Dadurch wurden die millionenschweren Planungen der Stadt in den letzten Jahren, obsolet: Mit 37 Mio Gewerbesteuerausgleich von Bund und Land wurde der Haushalt 2020 stabilisiert.

Umdenken ist angesagt, denn Schulden und die Kreditaufnahme verringern unsere bisherigen Handlungsspielräume: Am Ende des Planungszeitraumes erreichen die Schulden die Höhe der Rücklagen. Die Kreisumlage als ein weiterer wesentlicher Ausgabeposten bildet die hohen Investitionen in Schulen, Krankenhaus und Campus ab.

Nicht der Freistaat investiert in den Campus Burghausen; Stadt und Landkreis bezahlen die anstehenden hohen Investitionen – bei gesunkenen Gewerbesteuereinnahmen.

Aber Geld allein bildet unsere Gesellschaft nicht ab. Schule & Erziehung führt das Debakel vor Augen: Mobilität, Gebäudeausstattung, Digitalisierung, Lehrer und Ehrenamtliche – ergänzt durch die Erziehungs-& Bildungsarbeit der Eltern.

Diese Punkte beschreiben das Engagement der Beteiligten bis hin zu den Fehlleistungen der Verantwortlichen von Bund und Land zu Lasten vor allem der Kinder: Sie „dürfen“ am Ende die Rechnung in vielerlei Hinsicht bezahlen.

Mit dem vorgelegten Haushalt reagiert BM Schneider auf die gesellschaftliche und wirtschaftliche Krise. Er investiert mit seinem „Sparhaushalt“ gezielt in Schulen: Für die nächsten Jahre sind 14 Mio für die Stettheimer und Kammerer Schule eingeplant; die begonnene Digitalisierung fortgeführt. Aber auch der Ausbau der Kinderspielplätze mit 150 000 € setzt Zeichen.

Weitere Investitionen: 8 Mio für den Wohnungsbau der Buwog, die Neue Mitte, den Straßenunterhalt, für den Kauf und Verkauf von Grundstücken, und 800 000 € für die WiFög mit einer Kapitalrücklage von 5 Mio.

Burghausen hat sich an der Shopping Mall abgearbeitet; als Grüne wollten wir dieses zentrale Quartier dichter und höher bebauen.
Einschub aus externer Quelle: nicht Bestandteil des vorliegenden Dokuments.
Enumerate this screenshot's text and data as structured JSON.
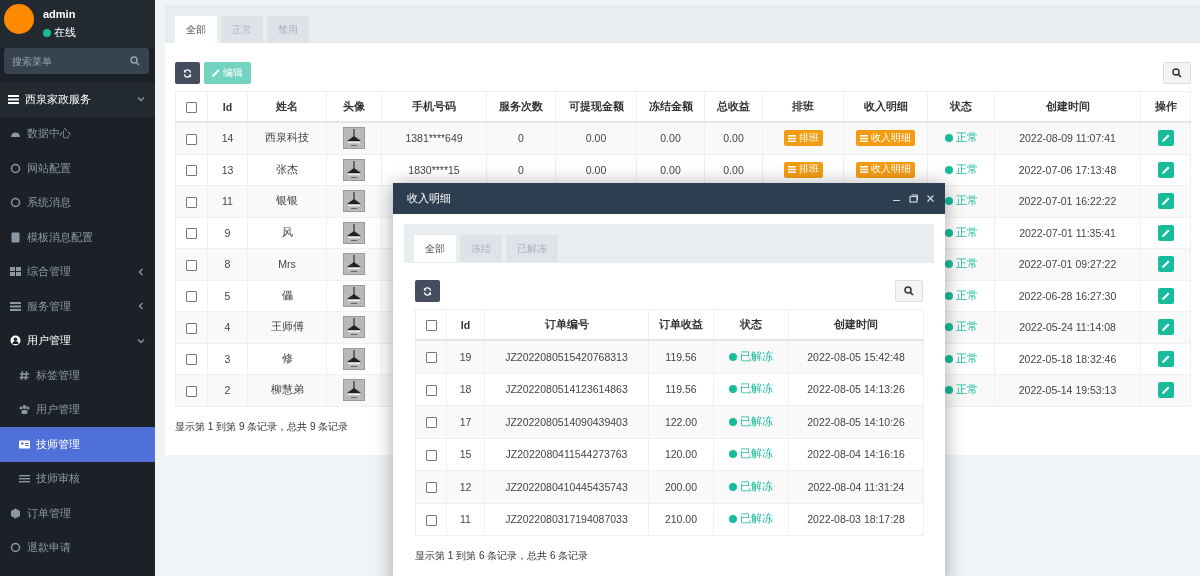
{
  "user": {
    "name": "admin",
    "status": "在线"
  },
  "sidebar": {
    "search": {
      "placeholder": "搜索菜单"
    },
    "items": [
      {
        "label": "西泉家政服务",
        "expanded": true,
        "selected": false,
        "children": [
          {
            "label": "数据中心",
            "selected": false
          },
          {
            "label": "网站配置",
            "selected": false
          },
          {
            "label": "系统消息",
            "selected": false
          },
          {
            "label": "模板消息配置",
            "selected": false
          },
          {
            "label": "综合管理",
            "expanded": false,
            "selected": false
          },
          {
            "label": "服务管理",
            "expanded": false,
            "selected": false
          },
          {
            "label": "用户管理",
            "expanded": true,
            "selected": false,
            "children": [
              {
                "label": "标签管理",
                "selected": false
              },
              {
                "label": "用户管理",
                "selected": false
              },
              {
                "label": "技师管理",
                "selected": true
              },
              {
                "label": "技师审核",
                "selected": false
              }
            ]
          },
          {
            "label": "订单管理",
            "selected": false
          },
          {
            "label": "退款申请",
            "selected": false
          }
        ]
      }
    ]
  },
  "tabs": [
    {
      "label": "全部",
      "selected": true
    },
    {
      "label": "正常",
      "selected": false
    },
    {
      "label": "禁用",
      "selected": false
    }
  ],
  "toolbar": {
    "edit_button": {
      "label": "编辑",
      "disabled": true
    }
  },
  "table": {
    "select_all": {
      "checked": false
    },
    "columns": [
      "Id",
      "姓名",
      "头像",
      "手机号码",
      "服务次数",
      "可提现金额",
      "冻结金额",
      "总收益",
      "排班",
      "收入明细",
      "状态",
      "创建时间",
      "操作"
    ],
    "rows": [
      {
        "checked": false,
        "id": "14",
        "name": "西泉科技",
        "phone": "1381****649",
        "service_count": "0",
        "withdrawable": "0.00",
        "frozen": "0.00",
        "total_income": "0.00",
        "schedule": "排班",
        "income": "收入明细",
        "status": "正常",
        "created": "2022-08-09 11:07:41"
      },
      {
        "checked": false,
        "id": "13",
        "name": "张杰",
        "phone": "1830****15",
        "service_count": "0",
        "withdrawable": "0.00",
        "frozen": "0.00",
        "total_income": "0.00",
        "schedule": "排班",
        "income": "收入明细",
        "status": "正常",
        "created": "2022-07-06 17:13:48"
      },
      {
        "checked": false,
        "id": "11",
        "name": "银银",
        "status": "正常",
        "created": "2022-07-01 16:22:22"
      },
      {
        "checked": false,
        "id": "9",
        "name": "风",
        "status": "正常",
        "created": "2022-07-01 11:35:41"
      },
      {
        "checked": false,
        "id": "8",
        "name": "Mrs",
        "status": "正常",
        "created": "2022-07-01 09:27:22"
      },
      {
        "checked": false,
        "id": "5",
        "name": "儡",
        "status": "正常",
        "created": "2022-06-28 16:27:30"
      },
      {
        "checked": false,
        "id": "4",
        "name": "王师傅",
        "status": "正常",
        "created": "2022-05-24 11:14:08"
      },
      {
        "checked": false,
        "id": "3",
        "name": "修",
        "status": "正常",
        "created": "2022-05-18 18:32:46"
      },
      {
        "checked": false,
        "id": "2",
        "name": "柳慧弟",
        "status": "正常",
        "created": "2022-05-14 19:53:13"
      }
    ],
    "footer": "显示第 1 到第 9 条记录，总共 9 条记录"
  },
  "dialog": {
    "title": "收入明细",
    "tabs": [
      {
        "label": "全部",
        "selected": true
      },
      {
        "label": "冻结",
        "selected": false
      },
      {
        "label": "已解冻",
        "selected": false
      }
    ],
    "table": {
      "select_all": {
        "checked": false
      },
      "columns": [
        "Id",
        "订单编号",
        "订单收益",
        "状态",
        "创建时间"
      ],
      "rows": [
        {
          "checked": false,
          "id": "19",
          "order_no": "JZ2022080515420768313",
          "income": "119.56",
          "status": "已解冻",
          "created": "2022-08-05 15:42:48"
        },
        {
          "checked": false,
          "id": "18",
          "order_no": "JZ2022080514123614863",
          "income": "119.56",
          "status": "已解冻",
          "created": "2022-08-05 14:13:26"
        },
        {
          "checked": false,
          "id": "17",
          "order_no": "JZ2022080514090439403",
          "income": "122.00",
          "status": "已解冻",
          "created": "2022-08-05 14:10:26"
        },
        {
          "checked": false,
          "id": "15",
          "order_no": "JZ2022080411544273763",
          "income": "120.00",
          "status": "已解冻",
          "created": "2022-08-04 14:16:16"
        },
        {
          "checked": false,
          "id": "12",
          "order_no": "JZ2022080410445435743",
          "income": "200.00",
          "status": "已解冻",
          "created": "2022-08-04 11:31:24"
        },
        {
          "checked": false,
          "id": "11",
          "order_no": "JZ2022080317194087033",
          "income": "210.00",
          "status": "已解冻",
          "created": "2022-08-03 18:17:28"
        }
      ],
      "footer": "显示第 1 到第 6 条记录，总共 6 条记录"
    }
  }
}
ISEK hat unsere Vor-stellungen bestätigt – ein Prozess leider ohne Bürger- und Stadtratsbeteiligung.

In diesem Sinne ermöglicht uns heute das pragmatische Handeln von BM Schneider die Neue Mitte zu gestalten.
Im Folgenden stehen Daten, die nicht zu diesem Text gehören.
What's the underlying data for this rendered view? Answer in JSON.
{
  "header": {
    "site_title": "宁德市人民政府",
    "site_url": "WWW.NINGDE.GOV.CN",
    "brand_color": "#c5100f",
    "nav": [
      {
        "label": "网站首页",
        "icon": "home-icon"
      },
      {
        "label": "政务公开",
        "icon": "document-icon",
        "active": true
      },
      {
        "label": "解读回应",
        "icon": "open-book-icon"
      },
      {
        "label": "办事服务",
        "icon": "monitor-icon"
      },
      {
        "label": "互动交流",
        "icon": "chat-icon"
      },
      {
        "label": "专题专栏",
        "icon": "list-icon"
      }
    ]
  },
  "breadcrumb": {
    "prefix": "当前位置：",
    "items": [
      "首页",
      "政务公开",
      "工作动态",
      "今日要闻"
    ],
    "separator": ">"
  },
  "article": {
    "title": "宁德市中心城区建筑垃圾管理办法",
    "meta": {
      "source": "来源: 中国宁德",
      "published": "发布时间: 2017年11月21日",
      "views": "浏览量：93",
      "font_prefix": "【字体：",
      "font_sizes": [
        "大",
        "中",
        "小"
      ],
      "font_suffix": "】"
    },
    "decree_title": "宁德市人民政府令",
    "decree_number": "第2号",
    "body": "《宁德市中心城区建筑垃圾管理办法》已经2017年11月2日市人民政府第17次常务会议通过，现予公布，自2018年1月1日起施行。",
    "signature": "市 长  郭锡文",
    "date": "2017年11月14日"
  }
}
Die Ansiedlung der Hochschule haben wir Grüne begrüßt, obwohl dafür der Freistaat bezahlen müßte. Die wirtschaftliche Situation zwingt uns in die Nähe des Berufsbildungswerkes, obwohl sich gemeinsame Laborplätze mit der Industrie zerschlagen haben. Es erscheint uns hier trotz schwieriger Standortbedingungen wirtschaftlicher, außerdem können wir das Technikum schneller fertig stellen.

Kritisch sehen wir den Mehrheitsbeschluss die Neue Mitte als Campus auszubauen. Höhere Investitionen erscheinen notwendig, um das neue Quartier mit einem modernen, städteplanerisch wertvollen Campus zu verwirklichen. Allein durch die Städtebauförderung können diese Mehrkosten für ein attraktives Technikum – und dessen technische Absicherung – nicht abgegolten werden; der skizzierte gedrängte zeitliche Bauablauf birgt weitere Probleme. 

Corona wirkt als Brandbeschleuniger: Der Heimlieferservice verdrängt nicht nur den Einzelhandel – er verändert auch die Innenstädte. ISEK hat Entwicklungs-möglichkeiten z.B. durch Beteiligung und einer Ausschreibung aufgezeigt: Eine durchmischte Nutzung würde das neuen Quartier mit der Neustadt breiter aufstellen.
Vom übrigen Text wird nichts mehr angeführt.